The overall average of benchmark results indicated that Orca 2 7B and 13B outperformed Llama-2-Chat-13B and 70B, as well as WizardLM-13B and 70B. Only in the GSM8K benchmark, which included 8.5K high-quality grade school math problems, did WizardLM-70B perform notably better than the Orca and Llama models.
It’s worth noting that, despite their outstanding performance, these models may still inherit certain limitations common to other language models and the base model upon which they were fine-tuned.
Microsoft also highlighted that the techniques used to create the Orca models can potentially be applied to other base models in the field.
Future Prospects: Despite some limitations, Microsoft sees great potential for future advancements in areas such as improved reasoning, specialization, control, and safety of smaller language models.

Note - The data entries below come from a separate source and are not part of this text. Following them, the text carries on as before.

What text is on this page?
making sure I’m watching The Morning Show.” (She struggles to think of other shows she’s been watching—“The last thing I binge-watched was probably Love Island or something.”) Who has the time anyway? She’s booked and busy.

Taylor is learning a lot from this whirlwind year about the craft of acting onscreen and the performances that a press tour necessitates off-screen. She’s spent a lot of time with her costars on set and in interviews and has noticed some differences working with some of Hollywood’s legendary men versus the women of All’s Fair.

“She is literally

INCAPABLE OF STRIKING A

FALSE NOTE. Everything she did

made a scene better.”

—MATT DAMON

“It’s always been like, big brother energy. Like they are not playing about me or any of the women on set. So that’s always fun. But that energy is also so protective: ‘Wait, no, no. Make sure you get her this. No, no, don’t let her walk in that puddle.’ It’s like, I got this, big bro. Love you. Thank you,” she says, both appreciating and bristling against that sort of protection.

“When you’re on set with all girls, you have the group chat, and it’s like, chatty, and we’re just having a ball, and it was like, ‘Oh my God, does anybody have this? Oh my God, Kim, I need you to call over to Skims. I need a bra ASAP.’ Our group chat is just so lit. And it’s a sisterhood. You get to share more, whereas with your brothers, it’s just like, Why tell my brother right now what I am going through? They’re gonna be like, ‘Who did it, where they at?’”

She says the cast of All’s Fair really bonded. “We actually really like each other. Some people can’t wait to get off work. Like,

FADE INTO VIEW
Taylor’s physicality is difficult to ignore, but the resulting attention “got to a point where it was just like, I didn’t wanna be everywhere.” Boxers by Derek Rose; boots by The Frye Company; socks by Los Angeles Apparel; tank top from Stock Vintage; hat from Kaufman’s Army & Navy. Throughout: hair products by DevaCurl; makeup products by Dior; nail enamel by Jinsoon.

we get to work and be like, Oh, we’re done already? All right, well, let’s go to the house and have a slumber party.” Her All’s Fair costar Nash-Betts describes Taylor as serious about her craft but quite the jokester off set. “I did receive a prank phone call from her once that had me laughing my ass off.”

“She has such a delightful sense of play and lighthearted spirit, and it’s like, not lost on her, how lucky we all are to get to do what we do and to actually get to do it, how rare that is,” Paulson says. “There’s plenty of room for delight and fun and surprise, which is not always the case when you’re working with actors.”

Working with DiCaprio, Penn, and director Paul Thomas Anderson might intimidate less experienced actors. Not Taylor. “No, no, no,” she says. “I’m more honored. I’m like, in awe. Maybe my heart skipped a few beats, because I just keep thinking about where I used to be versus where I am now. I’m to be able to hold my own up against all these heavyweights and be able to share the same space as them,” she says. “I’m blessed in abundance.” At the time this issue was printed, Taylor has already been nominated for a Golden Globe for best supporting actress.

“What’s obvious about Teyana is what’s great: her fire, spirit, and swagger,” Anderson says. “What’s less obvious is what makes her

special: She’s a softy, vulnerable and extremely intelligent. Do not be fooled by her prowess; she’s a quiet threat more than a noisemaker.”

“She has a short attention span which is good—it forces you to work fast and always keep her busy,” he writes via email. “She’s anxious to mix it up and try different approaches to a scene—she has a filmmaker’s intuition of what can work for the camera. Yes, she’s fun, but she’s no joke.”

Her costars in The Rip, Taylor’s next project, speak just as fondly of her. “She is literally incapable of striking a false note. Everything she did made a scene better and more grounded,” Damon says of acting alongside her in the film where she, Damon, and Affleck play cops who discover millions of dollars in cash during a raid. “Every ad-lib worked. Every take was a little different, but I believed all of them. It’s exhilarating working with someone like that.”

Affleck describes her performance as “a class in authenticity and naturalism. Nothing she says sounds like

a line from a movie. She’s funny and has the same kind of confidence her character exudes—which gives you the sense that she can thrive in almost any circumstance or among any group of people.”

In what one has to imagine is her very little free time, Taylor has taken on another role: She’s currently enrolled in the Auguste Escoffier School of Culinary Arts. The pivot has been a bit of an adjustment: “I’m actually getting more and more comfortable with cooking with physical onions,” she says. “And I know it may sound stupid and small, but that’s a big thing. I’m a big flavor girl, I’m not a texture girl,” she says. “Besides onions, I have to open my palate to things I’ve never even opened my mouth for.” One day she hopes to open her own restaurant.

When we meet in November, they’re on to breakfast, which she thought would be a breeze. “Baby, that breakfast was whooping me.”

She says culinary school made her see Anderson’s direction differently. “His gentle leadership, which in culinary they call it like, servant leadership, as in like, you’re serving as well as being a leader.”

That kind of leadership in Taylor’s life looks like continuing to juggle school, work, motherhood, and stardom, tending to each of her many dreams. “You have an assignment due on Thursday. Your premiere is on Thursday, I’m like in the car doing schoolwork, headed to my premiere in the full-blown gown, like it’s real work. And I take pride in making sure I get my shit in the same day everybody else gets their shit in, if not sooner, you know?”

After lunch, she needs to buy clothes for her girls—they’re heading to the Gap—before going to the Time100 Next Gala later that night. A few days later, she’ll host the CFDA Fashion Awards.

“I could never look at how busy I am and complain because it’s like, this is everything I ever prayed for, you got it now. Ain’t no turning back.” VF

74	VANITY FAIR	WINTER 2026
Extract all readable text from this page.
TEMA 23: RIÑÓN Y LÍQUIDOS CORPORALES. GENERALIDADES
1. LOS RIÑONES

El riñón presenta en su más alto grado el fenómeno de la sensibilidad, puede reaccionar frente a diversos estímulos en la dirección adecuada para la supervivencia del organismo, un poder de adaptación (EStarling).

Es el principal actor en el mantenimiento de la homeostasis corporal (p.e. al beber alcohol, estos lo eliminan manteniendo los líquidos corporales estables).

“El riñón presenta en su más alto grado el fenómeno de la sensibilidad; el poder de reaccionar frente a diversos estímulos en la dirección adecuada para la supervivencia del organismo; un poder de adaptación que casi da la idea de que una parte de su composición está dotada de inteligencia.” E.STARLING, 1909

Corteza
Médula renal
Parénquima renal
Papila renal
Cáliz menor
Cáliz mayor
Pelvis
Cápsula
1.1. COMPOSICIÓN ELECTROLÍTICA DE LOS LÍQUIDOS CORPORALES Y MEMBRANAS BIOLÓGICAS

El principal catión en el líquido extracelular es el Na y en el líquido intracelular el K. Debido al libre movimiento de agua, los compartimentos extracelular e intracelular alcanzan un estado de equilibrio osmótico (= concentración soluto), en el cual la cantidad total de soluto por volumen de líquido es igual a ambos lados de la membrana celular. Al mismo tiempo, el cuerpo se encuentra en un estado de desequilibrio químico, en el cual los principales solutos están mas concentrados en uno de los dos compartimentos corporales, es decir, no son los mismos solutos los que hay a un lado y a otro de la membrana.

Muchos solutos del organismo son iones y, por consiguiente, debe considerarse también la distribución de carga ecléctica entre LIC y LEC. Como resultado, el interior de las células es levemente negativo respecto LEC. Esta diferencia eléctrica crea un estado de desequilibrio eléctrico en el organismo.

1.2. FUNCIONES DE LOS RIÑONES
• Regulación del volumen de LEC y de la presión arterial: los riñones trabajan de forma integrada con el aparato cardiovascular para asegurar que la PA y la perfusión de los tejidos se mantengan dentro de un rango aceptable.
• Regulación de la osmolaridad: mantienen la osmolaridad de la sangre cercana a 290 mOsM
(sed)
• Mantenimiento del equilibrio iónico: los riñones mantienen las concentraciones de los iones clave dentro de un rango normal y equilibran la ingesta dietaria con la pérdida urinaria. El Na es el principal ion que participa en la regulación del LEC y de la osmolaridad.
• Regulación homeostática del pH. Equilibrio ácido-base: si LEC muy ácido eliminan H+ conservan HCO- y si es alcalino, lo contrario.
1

Leveraging carefully filtered synthetic data for post-training emerges as a key strategy for these improvements. As larger models continue to excel, the work on Orca 2 represents a significant step in diversifying the applications and deployment options of language models, according to the research team.
Expect More High-Performing Small Models:
With the release of the open-source Orca 2 models and ongoing research in this space, it is likely that we will see more high-performing, compact language models emerge in the near future. Recent developments in the AI community, such as the release of a 34-billion parameter model by China’s 01.AI and Mistral AI’s 7 billion parameter model, demonstrate the growing interest in smaller, yet highly capable language models that can rival their larger counterparts.